Geçmişte uygulanan düşük faiz politikasının sonuçlarına da değinen Eğilmez, 2021’de başlatılan faiz indirimlerinin yanlış olduğunu dile getirenlerin azınlıkta kaldığını, birçok iş dünyası temsilcisinin ise bu süreci desteklediğini hatırlattı. Eğilmez, “O dönem düşük faizle kredi alıp dövize yatırım yapanlar şimdi yüksek faizden şikâyet ediyor” dedi.
“Kurda sabitleşme geçici bir stratejiydi”
Kur politikalarına da değinen Eğilmez, negatif reel faiz döneminde dövize yönelen tasarrufları geri çekmek amacıyla kur korumalı mevduat (KKM) sistemine geçildiğini ve ardından kurun sabitlenerek TL’nin cazip hale getirilmeye çalışıldığını anlattı. Eğilmez, “Bu strateji geçici bir adımdı ve bugün TL’nin Euro karşısında değer kaybetmesiyle kur normalleşmeye başladı” dedi.
Türkiye’nin dış ticaret yapısına da atıfta bulunan Eğilmez, Euro/TL kurundaki yükselişin ihracat ve turizm açısından olumlu etkiler yaratabileceğini, USD/TL kurunun ise dış borçlar nedeniyle kontrol altında tutulduğunu söyledi.
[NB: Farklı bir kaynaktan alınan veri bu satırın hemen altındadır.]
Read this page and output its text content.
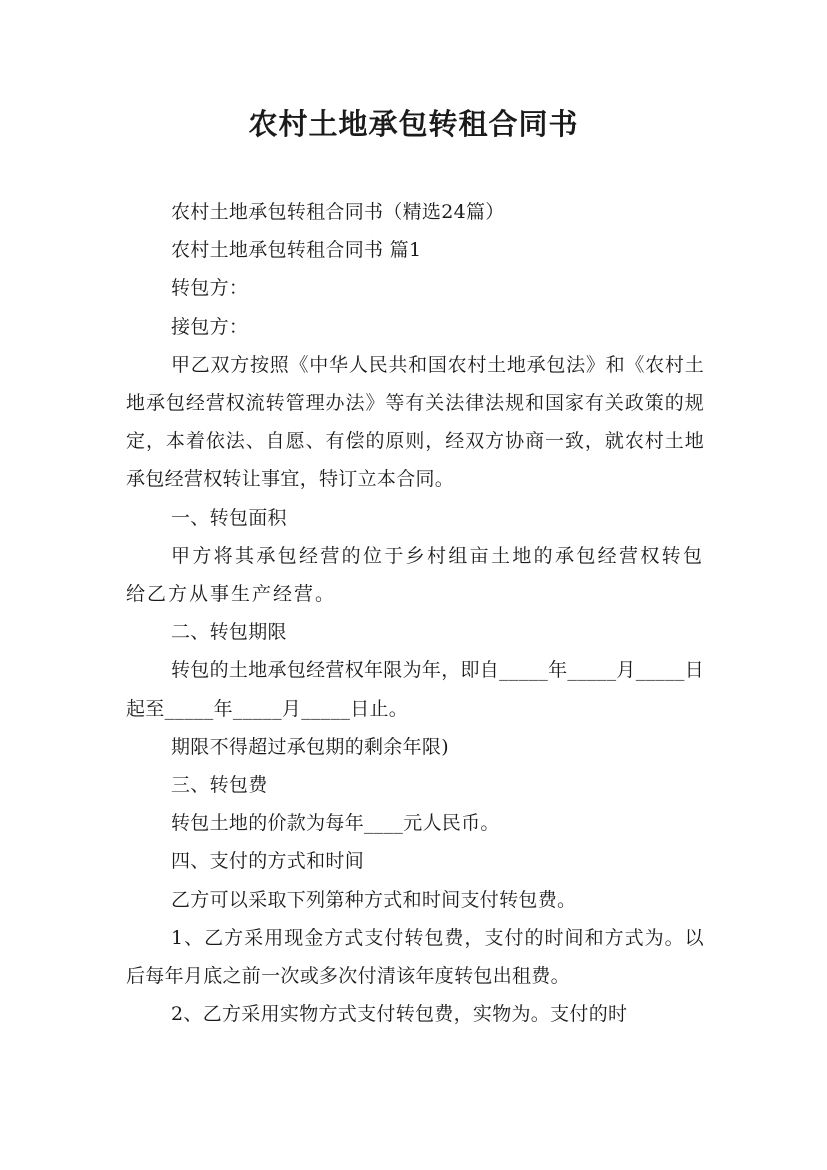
农村土地承包转租合同书

农村土地承包转租合同书（精选24篇）

农村土地承包转租合同书 篇1

转包方：

接包方：

甲乙双方按照《中华人民共和国农村土地承包法》和《农村土地承包经营权流转管理办法》等有关法律法规和国家有关政策的规定，本着依法、自愿、有偿的原则，经双方协商一致，就农村土地承包经营权转让事宜，特订立本合同。

一、转包面积

甲方将其承包经营的位于乡村组亩土地的承包经营权转包给乙方从事生产经营。

二、转包期限

转包的土地承包经营权年限为年，即自_____年_____月_____日起至_____年_____月_____日止。

期限不得超过承包期的剩余年限)

三、转包费

转包土地的价款为每年____元人民币。

四、支付的方式和时间

乙方可以采取下列第种方式和时间支付转包费。

1、乙方采用现金方式支付转包费，支付的时间和方式为。以后每年月底之前一次或多次付清该年度转包出租费。

2、乙方采用实物方式支付转包费，实物为。支付的时
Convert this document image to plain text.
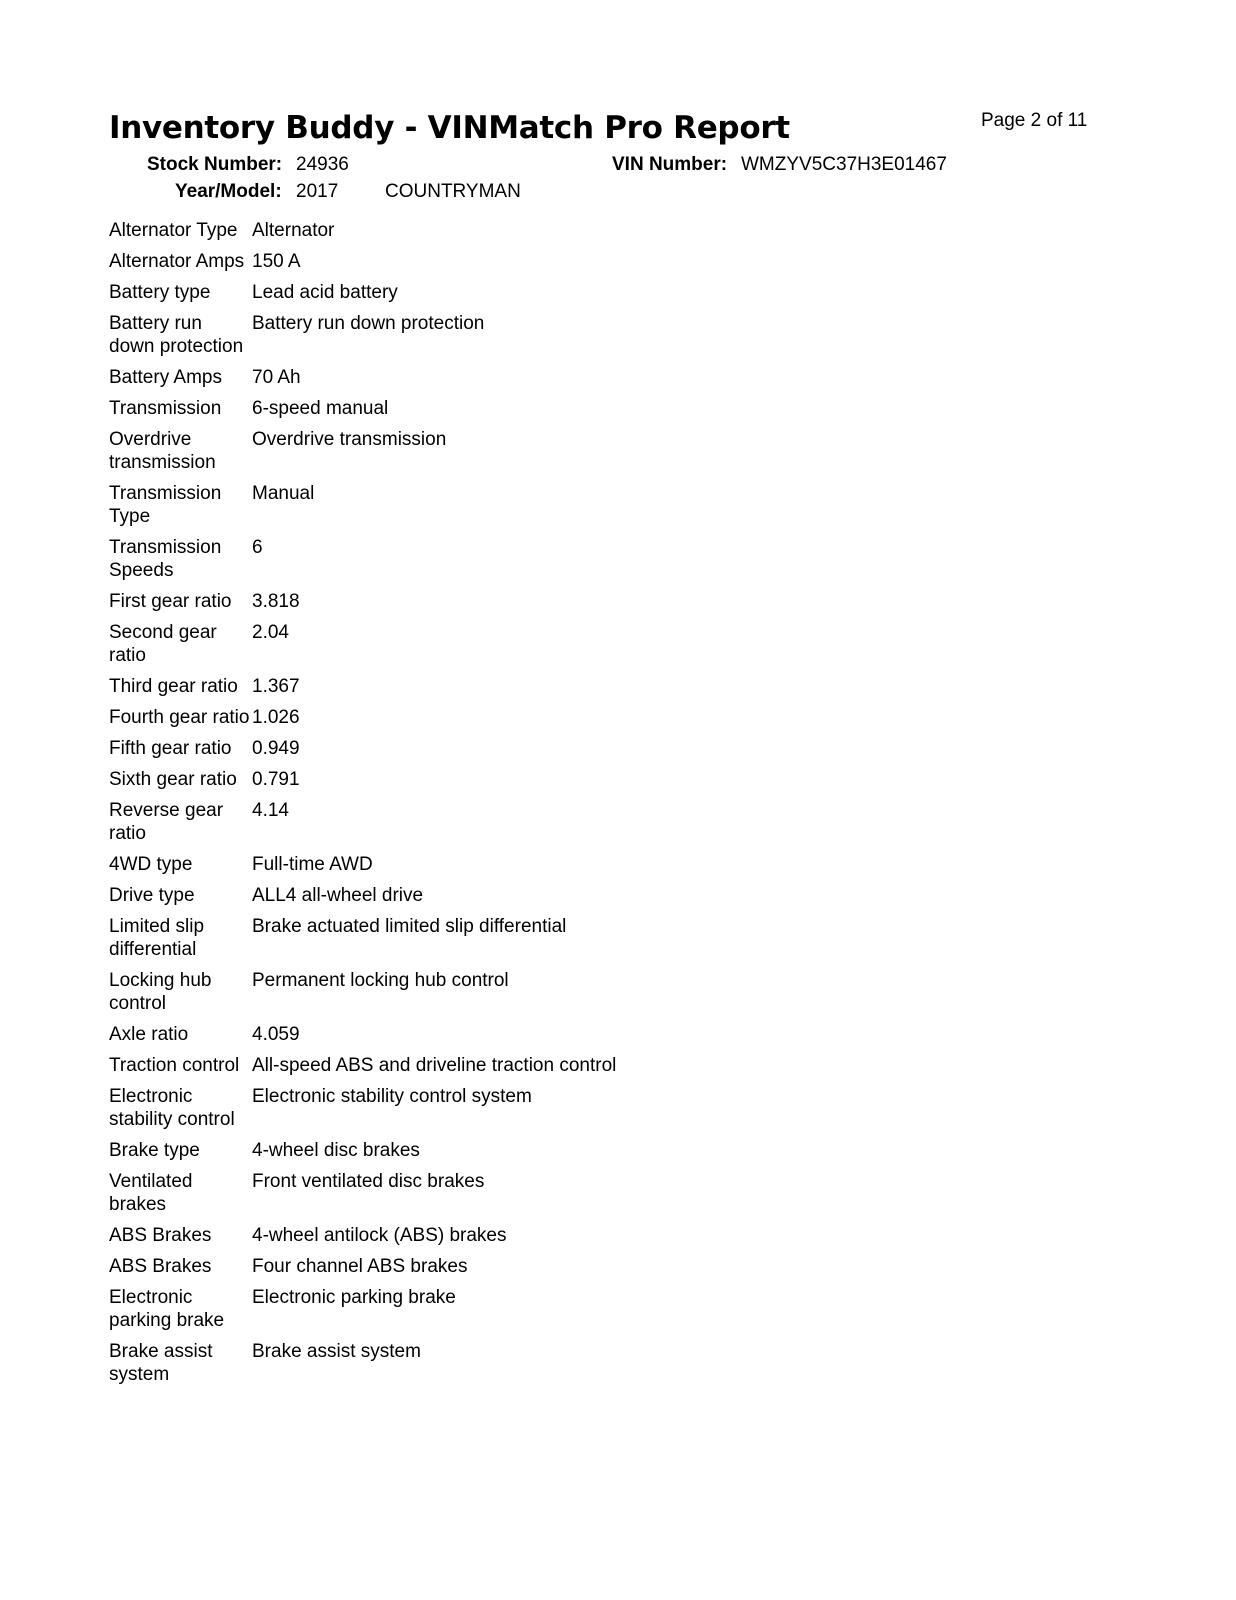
Inventory Buddy - VINMatch Pro Report	Page 2 of 11
Stock Number: 24936
Year/Model: 2017 COUNTRYMAN
VIN Number: WMZYV5C37H3E01467
Alternator Type	Alternator
Alternator Amps	150 A
Battery type	Lead acid battery
Battery run down protection	Battery run down protection
Battery Amps	70 Ah
Transmission	6-speed manual
Overdrive transmission	Overdrive transmission
Transmission Type	Manual
Transmission Speeds	6
First gear ratio	3.818
Second gear ratio	2.04
Third gear ratio	1.367
Fourth gear ratio	1.026
Fifth gear ratio	0.949
Sixth gear ratio	0.791
Reverse gear ratio	4.14
4WD type	Full-time AWD
Drive type	ALL4 all-wheel drive
Limited slip differential	Brake actuated limited slip differential
Locking hub control	Permanent locking hub control
Axle ratio	4.059
Traction control	All-speed ABS and driveline traction control
Electronic stability control	Electronic stability control system
Brake type	4-wheel disc brakes
Ventilated brakes	Front ventilated disc brakes
ABS Brakes	4-wheel antilock (ABS) brakes
ABS Brakes	Four channel ABS brakes
Electronic parking brake	Electronic parking brake
Brake assist system	Brake assist system
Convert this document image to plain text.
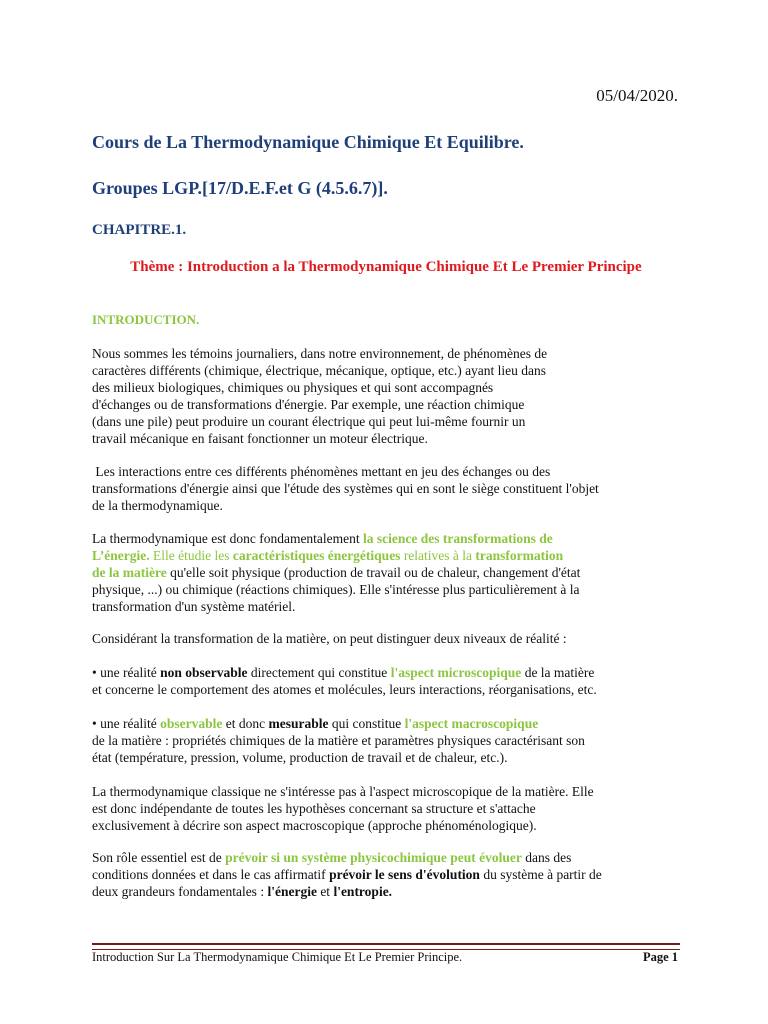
05/04/2020.
Cours de La Thermodynamique Chimique Et Equilibre.
Groupes LGP.[17/D.E.F.et G (4.5.6.7)].
CHAPITRE.1.
Thème : Introduction a la Thermodynamique Chimique Et Le Premier Principe
INTRODUCTION.
Nous sommes les témoins journaliers, dans notre environnement, de phénomènes de
caractères différents (chimique, électrique, mécanique, optique, etc.) ayant lieu dans
des milieux biologiques, chimiques ou physiques et qui sont accompagnés
d'échanges ou de transformations d'énergie. Par exemple, une réaction chimique
(dans une pile) peut produire un courant électrique qui peut lui-même fournir un
travail mécanique en faisant fonctionner un moteur électrique.
Les interactions entre ces différents phénomènes mettant en jeu des échanges ou des
transformations d'énergie ainsi que l'étude des systèmes qui en sont le siège constituent l'objet
de la thermodynamique.
La thermodynamique est donc fondamentalement la science des transformations de
L’énergie. Elle étudie les caractéristiques énergétiques relatives à la transformation
de la matière qu'elle soit physique (production de travail ou de chaleur, changement d'état
physique, ...) ou chimique (réactions chimiques). Elle s'intéresse plus particulièrement à la
transformation d'un système matériel.
Considérant la transformation de la matière, on peut distinguer deux niveaux de réalité :
• une réalité non observable directement qui constitue l'aspect microscopique de la matière
et concerne le comportement des atomes et molécules, leurs interactions, réorganisations, etc.
• une réalité observable et donc mesurable qui constitue l'aspect macroscopique
de la matière : propriétés chimiques de la matière et paramètres physiques caractérisant son
état (température, pression, volume, production de travail et de chaleur, etc.).
La thermodynamique classique ne s'intéresse pas à l'aspect microscopique de la matière. Elle
est donc indépendante de toutes les hypothèses concernant sa structure et s'attache
exclusivement à décrire son aspect macroscopique (approche phénoménologique).
Son rôle essentiel est de prévoir si un système physicochimique peut évoluer dans des
conditions données et dans le cas affirmatif prévoir le sens d'évolution du système à partir de
deux grandeurs fondamentales : l'énergie et l'entropie.
Introduction Sur La Thermodynamique Chimique Et Le Premier Principe.	Page 1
“Önce gerçek enflasyon kabul edilmeli”
Ekonomide kalıcı bir iyileşme için önce gerçeklerin kabul edilmesi gerektiğini vurgulayan Eğilmez, “Enflasyon gerçekten yüzde 75 ise bunu açıkça kabul etmek ve buna göre faiz politikası geliştirmek gerekir. Enflasyon yüzde 75 iken bunu yüzde 40 gibi gösterip faizi yüzde 70’e çıkarınca iş dünyası doğal olarak itiraz eder” diye konuştu.